Intervention de Lionel Tardy

Séance en hémicycle du 18 septembre 2014 à 9h35
Lutte contre le terrorisme — Article 9

Photo issue du site de l'Assemblée nationale ou de WikipediaLionel Tardy :

Revoilà le fameux blocage administratif des sites, dont nous parlons depuis plusieurs années et contre lequel, même si je suis bien seul ce matin, je continuerai de me battre. Le passage en amont par un juge devrait être un principe incontournable, comme l’affirme d’ailleurs, je le répète, le Conseil national du numérique. De plus, avant juin 2012, les députés socialistes émettaient des réserves et demandaient des évaluations et des moratoires. Je vous épargne toutes les interventions, mais nous pourrions y passer la matinée. J’ai même retrouvé sur un amendement à la loi LOPPSI de 2010, signé notamment par MM. Valls et Urvoas, lesquels expliquaient que l’instauration de mesures de filtrage exigeait une période expérimentale préalable. Or, aujourd’hui, je ne lis plus rien de tout cela dans votre texte.

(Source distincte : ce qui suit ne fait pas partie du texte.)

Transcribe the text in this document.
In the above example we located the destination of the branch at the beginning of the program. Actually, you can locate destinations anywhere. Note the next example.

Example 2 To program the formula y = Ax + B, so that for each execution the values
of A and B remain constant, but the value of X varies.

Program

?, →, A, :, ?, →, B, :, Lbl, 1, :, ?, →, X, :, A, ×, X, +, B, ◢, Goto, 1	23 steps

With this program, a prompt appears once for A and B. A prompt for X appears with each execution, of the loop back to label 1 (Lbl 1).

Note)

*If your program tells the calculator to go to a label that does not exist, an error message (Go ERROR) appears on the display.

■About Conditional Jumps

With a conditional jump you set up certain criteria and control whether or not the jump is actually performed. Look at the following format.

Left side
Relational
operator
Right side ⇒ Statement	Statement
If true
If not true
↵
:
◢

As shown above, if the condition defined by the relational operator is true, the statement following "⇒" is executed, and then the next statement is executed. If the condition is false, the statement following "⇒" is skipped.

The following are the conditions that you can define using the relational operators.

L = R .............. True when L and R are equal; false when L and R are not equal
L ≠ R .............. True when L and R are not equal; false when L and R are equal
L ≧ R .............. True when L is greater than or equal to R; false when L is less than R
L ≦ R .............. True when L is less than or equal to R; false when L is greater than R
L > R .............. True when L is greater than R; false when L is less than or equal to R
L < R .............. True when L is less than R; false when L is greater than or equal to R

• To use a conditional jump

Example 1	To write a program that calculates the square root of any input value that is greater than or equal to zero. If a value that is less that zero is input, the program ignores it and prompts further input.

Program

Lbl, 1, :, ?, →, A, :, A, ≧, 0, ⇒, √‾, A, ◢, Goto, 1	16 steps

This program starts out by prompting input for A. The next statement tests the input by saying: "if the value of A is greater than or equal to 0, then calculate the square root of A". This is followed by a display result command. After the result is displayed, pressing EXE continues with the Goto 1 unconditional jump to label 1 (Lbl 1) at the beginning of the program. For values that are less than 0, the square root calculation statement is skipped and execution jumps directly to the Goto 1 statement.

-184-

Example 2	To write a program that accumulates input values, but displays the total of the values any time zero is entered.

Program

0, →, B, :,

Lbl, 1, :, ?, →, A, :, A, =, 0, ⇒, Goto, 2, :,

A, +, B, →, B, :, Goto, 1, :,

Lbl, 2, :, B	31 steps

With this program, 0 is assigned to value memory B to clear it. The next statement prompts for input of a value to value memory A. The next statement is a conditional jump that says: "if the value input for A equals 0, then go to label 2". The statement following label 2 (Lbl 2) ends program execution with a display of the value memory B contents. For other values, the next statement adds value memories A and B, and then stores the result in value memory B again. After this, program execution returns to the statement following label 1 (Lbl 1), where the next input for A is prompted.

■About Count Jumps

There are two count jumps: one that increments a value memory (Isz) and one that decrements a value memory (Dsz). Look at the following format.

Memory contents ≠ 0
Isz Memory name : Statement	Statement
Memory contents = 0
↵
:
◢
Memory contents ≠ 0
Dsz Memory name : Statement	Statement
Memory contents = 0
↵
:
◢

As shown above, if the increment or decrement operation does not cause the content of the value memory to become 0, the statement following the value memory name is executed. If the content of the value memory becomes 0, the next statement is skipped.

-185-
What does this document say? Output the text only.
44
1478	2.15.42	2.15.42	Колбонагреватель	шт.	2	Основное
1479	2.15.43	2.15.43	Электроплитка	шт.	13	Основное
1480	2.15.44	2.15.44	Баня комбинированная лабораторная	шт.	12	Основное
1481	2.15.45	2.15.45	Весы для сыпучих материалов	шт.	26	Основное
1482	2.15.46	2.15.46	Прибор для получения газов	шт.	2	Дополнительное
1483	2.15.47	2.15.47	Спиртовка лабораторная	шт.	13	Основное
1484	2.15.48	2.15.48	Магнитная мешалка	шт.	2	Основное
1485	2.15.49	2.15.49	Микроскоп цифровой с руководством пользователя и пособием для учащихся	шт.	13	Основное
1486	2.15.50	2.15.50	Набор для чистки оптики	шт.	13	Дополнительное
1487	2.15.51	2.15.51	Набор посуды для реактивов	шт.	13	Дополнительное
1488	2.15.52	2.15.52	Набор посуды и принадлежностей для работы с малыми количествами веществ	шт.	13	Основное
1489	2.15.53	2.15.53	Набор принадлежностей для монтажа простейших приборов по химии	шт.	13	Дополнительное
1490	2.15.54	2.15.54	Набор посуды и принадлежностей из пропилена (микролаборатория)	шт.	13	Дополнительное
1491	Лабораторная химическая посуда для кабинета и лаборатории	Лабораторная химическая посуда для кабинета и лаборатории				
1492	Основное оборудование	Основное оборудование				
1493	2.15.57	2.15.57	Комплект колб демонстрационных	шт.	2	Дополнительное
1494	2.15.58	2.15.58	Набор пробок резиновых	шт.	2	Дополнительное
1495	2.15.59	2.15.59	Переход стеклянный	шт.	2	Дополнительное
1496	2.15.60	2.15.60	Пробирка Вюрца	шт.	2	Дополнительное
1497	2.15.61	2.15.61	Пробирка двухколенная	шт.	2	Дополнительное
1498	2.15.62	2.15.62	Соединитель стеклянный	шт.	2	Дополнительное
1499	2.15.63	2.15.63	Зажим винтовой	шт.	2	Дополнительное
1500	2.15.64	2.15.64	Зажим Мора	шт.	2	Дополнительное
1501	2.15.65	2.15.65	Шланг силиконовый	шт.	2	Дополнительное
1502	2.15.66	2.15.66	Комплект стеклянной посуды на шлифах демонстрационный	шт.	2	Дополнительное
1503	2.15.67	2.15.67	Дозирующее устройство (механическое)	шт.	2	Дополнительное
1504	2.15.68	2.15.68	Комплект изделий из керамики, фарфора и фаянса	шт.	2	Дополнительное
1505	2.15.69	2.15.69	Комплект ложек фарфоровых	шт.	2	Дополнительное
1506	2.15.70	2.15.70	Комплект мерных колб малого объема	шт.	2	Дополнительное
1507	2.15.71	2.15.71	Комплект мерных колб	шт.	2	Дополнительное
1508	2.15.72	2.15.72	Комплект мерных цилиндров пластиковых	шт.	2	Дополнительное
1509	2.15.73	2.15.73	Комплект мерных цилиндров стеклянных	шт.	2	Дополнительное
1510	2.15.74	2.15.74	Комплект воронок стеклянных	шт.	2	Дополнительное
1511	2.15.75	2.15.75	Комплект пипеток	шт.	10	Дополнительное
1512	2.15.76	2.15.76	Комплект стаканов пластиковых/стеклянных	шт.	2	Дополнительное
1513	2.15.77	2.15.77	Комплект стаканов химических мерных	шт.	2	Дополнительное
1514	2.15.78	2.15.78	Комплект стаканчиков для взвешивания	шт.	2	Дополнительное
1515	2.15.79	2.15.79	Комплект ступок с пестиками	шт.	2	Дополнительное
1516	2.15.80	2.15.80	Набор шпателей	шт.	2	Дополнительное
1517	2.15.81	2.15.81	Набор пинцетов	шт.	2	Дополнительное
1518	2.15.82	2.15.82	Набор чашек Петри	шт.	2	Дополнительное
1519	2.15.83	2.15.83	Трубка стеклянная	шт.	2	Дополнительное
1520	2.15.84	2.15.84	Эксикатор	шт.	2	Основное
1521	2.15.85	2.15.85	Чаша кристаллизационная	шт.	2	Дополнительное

Je ne reviens pas sur les nombreux avis négatifs émis contre cette mesure. Toutefois, le dernier en date est particulièrement intéressant, puisque le directeur de l’agence nationale de sécurité des systèmes d’information en personne s’estime très réservé d’un point de vue technique, comme je l’ai dit hier soir. Je ne comprends pas que ce gouvernement n’ait pas pris la peine d’écouter les avis d’experts. Pour cause, il serait absurde d’imposer aux fournisseurs d’accès à internet le blocage au niveau de l’URL, qui ne peut être mis en oeuvre dans un réseau que par le biais de la technique particulièrement intrusive, coûteuse et risquée du DPI, même si le ministre de l’intérieur a dit qu’il n’y aurait pas recours. Tout cela vient s’ajouter au caractère déjà illusoire du blocage, puisqu’il est facilement contournable. Par exemple, sur les réseaux sociaux, il n’est pas possible de bloquer un seul contenu – et vous le savez –, à moins de bloquer entièrement le site, ce qui n’est envisageable que dans des pays où la démocratie est une option. Aux dernières nouvelles, ce n’est pas le cas de la France.

Je sais votre attachement au droit, monsieur le ministre, et votre expérience en témoigne. Mais je crains qu’avec l’exercice du pouvoir exécutif vous ayez perdu de vue que le droit a tout à gagner à être applicable. En commission, vous avez introduit la CNIL dans la boucle, lui conférant un nouveau rôle, celui d’un référent chargé de la surveillance. Cela atténue le problème, mais l’ensemble reste assez flou et surtout cela me conforte dans l’idée qu’une réflexion globale doit être menée, puisque vous avez en effet bel et bien récrit et revu l’ensemble du dispositif prévu à l’article 6 de la LCEN, ce qui, de fait, ne concerne pas seulement le terrorisme. Cette réécriture s’étant faite sans étude d’impact, ni concertation préalables, il est difficile de dire si c’est une bonne ou une mauvaise idée.

Après l’examen des textes sur la prostitution et l’égalité femmes-hommes, je le demande une nouvelle fois : il faudrait mener une vraie réflexion sur l’efficacité du dispositif, que l’on sait imparfait, au lieu de le modifier à chaud. En le modifiant ainsi, vous confirmez votre préférence pour le blocage administratif, sans passage préalable par le juge. Ce n’est pas une fatalité, c’est un choix, le vôtre et celui du Gouvernement, que je ne partage pas, car on peut facilement le qualifier de dangereux. C’est pourquoi je propose la suppression des alinéas 3 à 7.